Population growth to drive U.S. cities’ future energy use
Residential and commercial buildings are responsible for 39% of national energy consumption and 28% of U.S. greenhouse gas emissions. Hotter days and larger populations are leading to increasing demand for air conditioning—a new study published in Nature Communications found that for each degree Celsius of climate warming, the total energy used per square foot of building will increase on average by 14% for cooling, and decrease by 10% for heating. When averaged over all 277 urban areas considered in the study, climate change and power sector decarbonization are expected to lead to average net decreases in buildings’ energy use, while projected population growth will lead to increases between 7% and 52%, depending on the warming scenario.
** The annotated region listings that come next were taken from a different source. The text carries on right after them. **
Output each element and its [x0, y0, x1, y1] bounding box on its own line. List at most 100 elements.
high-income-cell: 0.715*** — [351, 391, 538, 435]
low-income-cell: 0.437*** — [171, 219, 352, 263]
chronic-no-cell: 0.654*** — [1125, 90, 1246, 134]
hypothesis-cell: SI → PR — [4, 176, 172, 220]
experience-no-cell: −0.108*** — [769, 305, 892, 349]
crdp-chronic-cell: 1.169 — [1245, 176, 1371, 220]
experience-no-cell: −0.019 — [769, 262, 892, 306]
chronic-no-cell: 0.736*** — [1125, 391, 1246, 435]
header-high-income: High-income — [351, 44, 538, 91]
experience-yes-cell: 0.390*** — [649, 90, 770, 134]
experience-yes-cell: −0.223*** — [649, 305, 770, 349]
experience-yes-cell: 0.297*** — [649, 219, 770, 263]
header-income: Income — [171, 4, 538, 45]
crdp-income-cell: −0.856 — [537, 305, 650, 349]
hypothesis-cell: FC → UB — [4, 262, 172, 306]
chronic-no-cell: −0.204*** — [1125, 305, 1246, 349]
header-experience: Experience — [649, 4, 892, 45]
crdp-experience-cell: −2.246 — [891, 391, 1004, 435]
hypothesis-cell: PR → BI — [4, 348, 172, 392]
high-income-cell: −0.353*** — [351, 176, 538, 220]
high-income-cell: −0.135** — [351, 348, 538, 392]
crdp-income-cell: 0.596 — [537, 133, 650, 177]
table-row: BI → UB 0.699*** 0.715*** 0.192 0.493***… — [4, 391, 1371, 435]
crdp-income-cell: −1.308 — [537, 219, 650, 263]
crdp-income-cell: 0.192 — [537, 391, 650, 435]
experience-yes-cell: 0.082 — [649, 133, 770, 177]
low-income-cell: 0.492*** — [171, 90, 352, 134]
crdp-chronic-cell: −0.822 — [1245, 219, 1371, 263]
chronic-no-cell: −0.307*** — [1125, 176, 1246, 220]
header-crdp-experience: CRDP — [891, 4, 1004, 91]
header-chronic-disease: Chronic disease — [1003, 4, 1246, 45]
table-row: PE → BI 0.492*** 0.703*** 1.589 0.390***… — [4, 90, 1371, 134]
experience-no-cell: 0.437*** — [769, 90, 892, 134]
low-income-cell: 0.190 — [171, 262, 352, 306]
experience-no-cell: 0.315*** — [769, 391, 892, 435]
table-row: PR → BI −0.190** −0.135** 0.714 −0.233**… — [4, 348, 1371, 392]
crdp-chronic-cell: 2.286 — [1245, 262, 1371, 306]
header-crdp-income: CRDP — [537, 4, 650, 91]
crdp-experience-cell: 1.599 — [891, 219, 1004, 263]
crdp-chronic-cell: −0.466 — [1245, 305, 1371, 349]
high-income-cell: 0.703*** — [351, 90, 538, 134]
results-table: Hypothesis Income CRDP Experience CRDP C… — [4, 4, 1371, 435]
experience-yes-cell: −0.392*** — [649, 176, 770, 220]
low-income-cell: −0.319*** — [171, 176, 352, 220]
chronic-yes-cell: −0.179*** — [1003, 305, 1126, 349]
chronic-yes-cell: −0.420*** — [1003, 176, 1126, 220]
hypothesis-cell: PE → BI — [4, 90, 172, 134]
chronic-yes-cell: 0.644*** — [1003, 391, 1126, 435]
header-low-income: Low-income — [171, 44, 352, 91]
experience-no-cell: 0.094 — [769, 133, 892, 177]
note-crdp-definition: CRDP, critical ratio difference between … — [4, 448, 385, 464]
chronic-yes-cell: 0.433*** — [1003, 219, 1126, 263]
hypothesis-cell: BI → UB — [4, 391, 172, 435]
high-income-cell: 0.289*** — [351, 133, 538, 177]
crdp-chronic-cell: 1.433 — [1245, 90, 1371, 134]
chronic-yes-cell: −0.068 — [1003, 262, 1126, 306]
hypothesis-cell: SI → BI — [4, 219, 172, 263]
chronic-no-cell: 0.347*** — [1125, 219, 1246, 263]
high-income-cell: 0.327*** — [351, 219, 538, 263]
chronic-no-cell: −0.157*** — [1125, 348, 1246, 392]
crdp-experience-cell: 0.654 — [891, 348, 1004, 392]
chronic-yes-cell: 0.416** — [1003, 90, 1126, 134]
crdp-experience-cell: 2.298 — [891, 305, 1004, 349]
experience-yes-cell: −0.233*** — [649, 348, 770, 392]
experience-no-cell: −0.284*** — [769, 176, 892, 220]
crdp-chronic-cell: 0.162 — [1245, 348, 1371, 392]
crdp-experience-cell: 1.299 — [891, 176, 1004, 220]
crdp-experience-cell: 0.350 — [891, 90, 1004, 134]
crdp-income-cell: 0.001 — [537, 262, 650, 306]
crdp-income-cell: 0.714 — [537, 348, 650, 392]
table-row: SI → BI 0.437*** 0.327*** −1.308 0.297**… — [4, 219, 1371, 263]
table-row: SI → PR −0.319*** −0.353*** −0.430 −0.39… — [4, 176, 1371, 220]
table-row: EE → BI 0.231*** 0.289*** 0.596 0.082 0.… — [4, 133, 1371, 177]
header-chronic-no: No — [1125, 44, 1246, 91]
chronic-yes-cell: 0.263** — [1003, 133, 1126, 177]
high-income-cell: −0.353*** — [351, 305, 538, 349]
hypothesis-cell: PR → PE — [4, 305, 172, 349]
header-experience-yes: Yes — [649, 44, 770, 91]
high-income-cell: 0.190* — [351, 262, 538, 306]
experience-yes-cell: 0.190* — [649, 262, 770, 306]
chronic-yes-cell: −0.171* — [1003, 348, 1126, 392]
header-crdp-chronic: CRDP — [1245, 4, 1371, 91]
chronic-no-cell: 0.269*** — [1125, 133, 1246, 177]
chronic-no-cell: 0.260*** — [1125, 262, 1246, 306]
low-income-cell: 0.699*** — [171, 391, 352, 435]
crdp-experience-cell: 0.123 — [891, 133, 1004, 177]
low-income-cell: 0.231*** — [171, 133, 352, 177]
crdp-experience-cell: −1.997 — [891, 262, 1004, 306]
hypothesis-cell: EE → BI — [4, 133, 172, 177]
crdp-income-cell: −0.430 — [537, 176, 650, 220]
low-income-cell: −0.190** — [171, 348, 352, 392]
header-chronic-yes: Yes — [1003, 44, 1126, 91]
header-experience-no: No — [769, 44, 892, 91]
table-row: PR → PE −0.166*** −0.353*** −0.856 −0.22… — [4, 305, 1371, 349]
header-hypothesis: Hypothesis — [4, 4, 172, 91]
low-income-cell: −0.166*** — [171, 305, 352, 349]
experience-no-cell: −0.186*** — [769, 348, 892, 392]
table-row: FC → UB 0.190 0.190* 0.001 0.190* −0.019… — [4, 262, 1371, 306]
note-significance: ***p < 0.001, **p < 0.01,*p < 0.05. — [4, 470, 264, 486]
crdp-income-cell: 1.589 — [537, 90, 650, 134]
Most populous countries have worst air pollution
A report by the University of Chicago found that particulate pollution (PM2.5) is shortening people’s lives by an average of 2.3 years globally. India alone—now the world’s most populous country—is responsible for around 59% of the global increase in air pollution since 2013. The six worst affected countries account for as much as three-quarters of the global health burden in terms of total life years lost. In descending order of pollution level, these are Bangladesh, India, Pakistan, China, Nigeria, and Indonesia, which are all among the world’s eight most populous nations. In Bangladesh, citizens are losing on average 6.8 years of life due to unhealthy air.
21 endangered U.S. species declared extinct
In October, the U.S. Fish and Wildlife Service removed 21 species previously found in the U.S. and its territories from the Endangered Species Act, after finding the available data indicate they are most likely extinct. The newly extinct species include a Guam bat, 10 birds (including eight from Hawaii), two fish (from Texas and Ohio), as well as nine southeastern mussels. The causes of these extinctions include habitat loss, overexploitation, invasive species, and pollution. Altogether, an estimated 650 U.S. species are thought to have been lost so far.